New hope for Huntington’s families as gene therapy shows remarkable results

A company called uniQure has announced promising results from a trial of a new gene therapy for Huntington’s disease. The news has spread quickly through families affected by this condition, who have been desperately waiting for a treatment that can stop or slow down this devastating illness.

Huntington’s disease is a fatal brain disorder that runs in families, caused by a faulty gene that produces a protein called huntingtin. The disease typically begins to cause symptoms in people between 30 and 50 years old.

People with the condition experience problems with movement, thinking abilities and mental health. The disease gets worse over time and typically leads to death about 20 years after symptoms first appear.

In this study, neurosurgeons delivered the treatment called AMT-130 directly into the brain using precise surgery guided by MRI scans. They targeted the striatum – the brain region most damaged by Huntington’s disease.

The treatment requires a single injection delivered during a complex 12- to 20-hour brain operation, which means it will probably be expensive.

AMT-130 uses a modified virus to carry genetic material that can reduce the amount of harmful huntingtin protein in brain cells. Scientists believe this faulty protein plays a key role in causing the disease.

The results showed that patients who received the high dose of AMT-130 (12 people) experienced significant benefits. The treatment appeared to slow disease progression by 75% over 36 months, compared with a carefully matched group of patients who didn’t receive the therapy and were from another study that investigates how the disease develops over time.

Disease progression was measured using a standard scale that tracks movement problems and thinking abilities in Huntington’s disease patients.

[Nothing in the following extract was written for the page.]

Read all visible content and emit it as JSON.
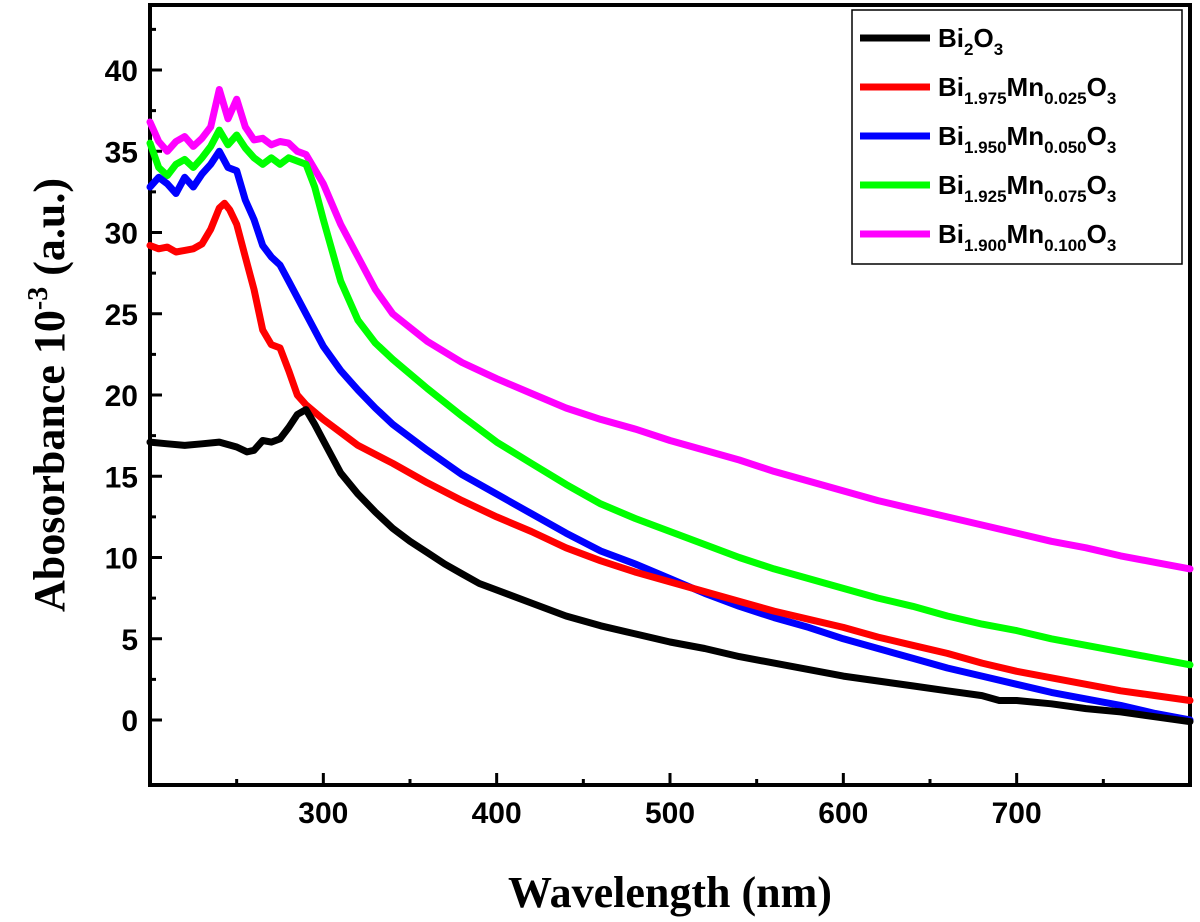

The high-dose treatment also showed benefits on another scale that measures how well people can carry out daily activities. Additionally, levels of neurofilament – a substance that indicates brain cell damage – decreased in patients’ spinal fluid after 36 months.

Crucially, the treatment appeared to be safe, and patients tolerated it well. UniQure plans to apply for approval from US regulators in early 2026.

There is an urgent need for treatments that can change the course of Huntington’s disease. Several clinical trials are currently testing ways to target huntingtin and other factors involved in the disease.

Some previous trials have had to be stopped early because of dangerous side-effects, so it’s particularly encouraging that AMT-130 appears safe.

Results need careful interpretation

However, these positive results need to be viewed with some caution. Only 12 patients received the high dose, which is a small number.

Comparing results to an external control group doesn’t account for the placebo effect – the improvement some patients experience simply from believing they’re receiving treatment. There might also be differences in how symptoms are rated between observational studies and treatment trials.

The company hasn’t yet presented results from more objective measures like brain scans or precise movement tests, and the findings have not been independently reviewed by other scientists.

The results show that this method of delivering gene therapy to the brain appears safe, which strengthens the potential for similar treatments – not only for Huntington’s disease but for other brain conditions.

The positive AMT-130 results have certainly created optimism and raised hope among many families living with Huntington’s disease.

Hope is vital for coping with the daily challenges this condition brings. This study, alongside other research happening worldwide, demonstrates the dedication and hard work of the Huntington’s disease community in their fight for new and effective treatments.